11D: The "E" in Q.E.D. (erat)
21A: Numbered work of a composer (opus)
42A: Plural of 21-Across (opera)
49D: Famed Roman censor (Cato)
Latinity! First two were gimmes, but o my god my years of Latin training disappeared when I hit 42A. I mean, if you had asked me that in casual conversation, I probably could have told you without thinking, but in the middle of puzzle frenzy, my brain came up empty. Weird feeling, like forgetting your mother-in-law's name or what day of the week it is. Puzzle-solving has made me hyper-attuned to how quickly (or slowly) my brain is able to retrieve information. I feel as though it's all downhill from here - any time I make up through practicing solving puzzles will be lost by the slow but inevitable decline in mental agility and ... my god, even writing this sentence is taxing my knowledge-retrieval abilities. Must move on. I don't think I knew CATO was a "censor." He is the author of a history of Rome, many political speeches, and many maxims, and was a staple of Latin education throughout the Middle Ages - though a group of very popular writings called The Distichs of Cato, which circulated in the Middle Ages, is probably not by Cato at all; but the fact that it was attributed to him tells you what kind of cachet his name had, especially where Latin learning and history were concerned. Hey, did you know that (according to Wikipedia) "In 205 BC, Cato was appointed quaestor?" Woo hoo, "Var." of QUESTOR (see yesterday's puzzle)! ["Why is he so excited?" "I don't know - let's just move on"]
34A: Like a pitcher's perfect game (no-hit)
28D: Hopeless, as a situation (no-win)
These intersect at the "O" - nice. They are not opposites, but they're close. With OH NO (25), we have three appearances of "NO" in this puzzle. NO NO NO. Where's the HO HO HO? I mean, is this a CHRISTMAS puzzle or isn't it?
4D: Business that routinely overcharges (clipjoint)

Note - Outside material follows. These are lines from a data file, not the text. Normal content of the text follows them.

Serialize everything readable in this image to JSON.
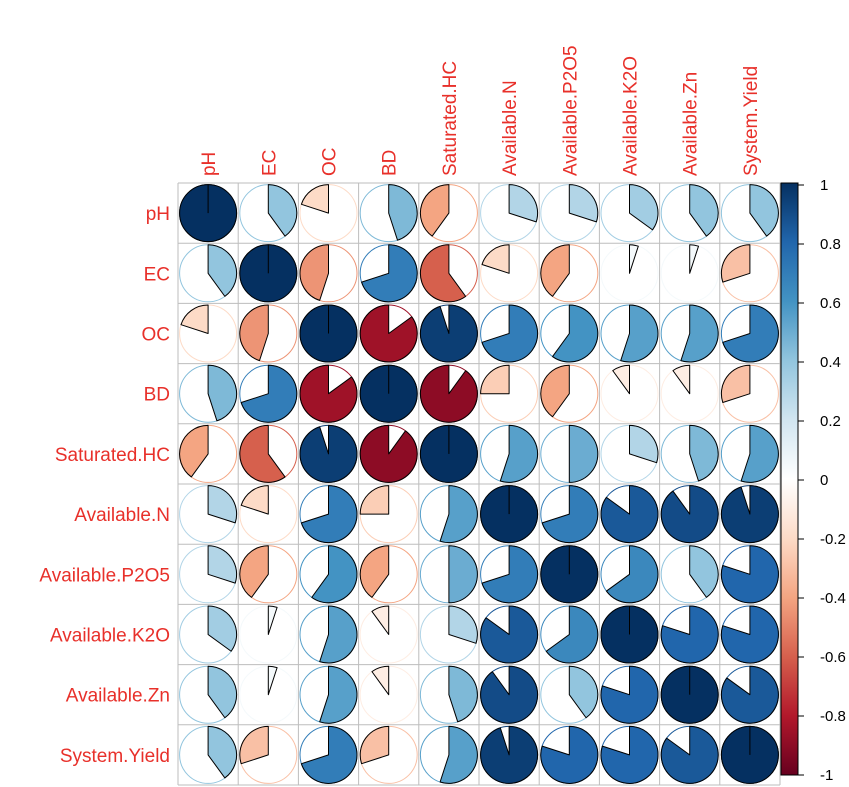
{
  "chart_data": {
    "type": "heatmap",
    "style": "pie correlation matrix",
    "variables": [
      "pH",
      "EC",
      "OC",
      "BD",
      "Saturated.HC",
      "Available.N",
      "Available.P2O5",
      "Available.K2O",
      "Available.Zn",
      "System.Yield"
    ],
    "matrix": [
      [
        1.0,
        0.4,
        -0.2,
        0.45,
        -0.4,
        0.3,
        0.3,
        0.35,
        0.4,
        0.4
      ],
      [
        0.4,
        1.0,
        -0.45,
        0.7,
        -0.6,
        -0.2,
        -0.4,
        0.05,
        0.05,
        -0.3
      ],
      [
        -0.2,
        -0.45,
        1.0,
        -0.85,
        0.95,
        0.7,
        0.6,
        0.55,
        0.55,
        0.7
      ],
      [
        0.45,
        0.7,
        -0.85,
        1.0,
        -0.9,
        -0.25,
        -0.4,
        -0.1,
        -0.1,
        -0.3
      ],
      [
        -0.4,
        -0.6,
        0.95,
        -0.9,
        1.0,
        0.55,
        0.5,
        0.3,
        0.45,
        0.55
      ],
      [
        0.3,
        -0.2,
        0.7,
        -0.25,
        0.55,
        1.0,
        0.7,
        0.85,
        0.9,
        0.95
      ],
      [
        0.3,
        -0.4,
        0.6,
        -0.4,
        0.5,
        0.7,
        1.0,
        0.65,
        0.4,
        0.8
      ],
      [
        0.35,
        0.05,
        0.55,
        -0.1,
        0.3,
        0.85,
        0.65,
        1.0,
        0.8,
        0.8
      ],
      [
        0.4,
        0.05,
        0.55,
        -0.1,
        0.45,
        0.9,
        0.4,
        0.8,
        1.0,
        0.85
      ],
      [
        0.4,
        -0.3,
        0.7,
        -0.3,
        0.55,
        0.95,
        0.8,
        0.8,
        0.85,
        1.0
      ]
    ],
    "colorbar": {
      "ticks": [
        "1",
        "0.8",
        "0.6",
        "0.4",
        "0.2",
        "0",
        "-0.2",
        "-0.4",
        "-0.6",
        "-0.8",
        "-1"
      ],
      "range": [
        -1,
        1
      ]
    },
    "label_color": "#e8302a",
    "grid": true
  }
}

35D: Ship-to-shore accessway (gangplank)
This may be the most glorious long fill I've ever seen in a Monday puzzle. Makes me think it probably should have been a Tuesday (see my time), but whatever. Will's the boss. I own a fabulous novel by Fredric Brown called The Fabulous Clipjoint (part of my fabulous ginormous vintage paperback collection) - and though I've read the novel and I've stared at its glorious cover a billion times, I don't know that I could have told you what the word "clipjoint" meant before right now. I had the first four letters of that answer and thought "Huh, must have something to do with coupons..." and had to move on and come back to it. GANGPLANK - man, that's a great word, and it creates a nice, big "K" pile-up at the bottom of the puzzle, what with HANUKKAH and its crosses OINK (44D) and KAT (58D: Krazy _____ of the comics) down there. And I haven't even mentioned the pretty great GYPSYMOTH (36D: Insect whose larvae destroy foliage), with its two "Y"'s. All four of the nine-letter non-theme answers cut across two Theme answers. Seriously, this is a Monday puzzle?
56D: Lt. Kojak (Theo)
Who loves ya, baby?! This is some TV obscurity, especially (again) for a Monday. ["Cosby Show" son] might have been more readily gettable. [Sox GM Epstein]? [Cager Ratliff]? But no, go for the lollipop-licking Lieutenant, the bald badass himself. Telly! Is "Kojak" on DVD, because I'm getting a craving.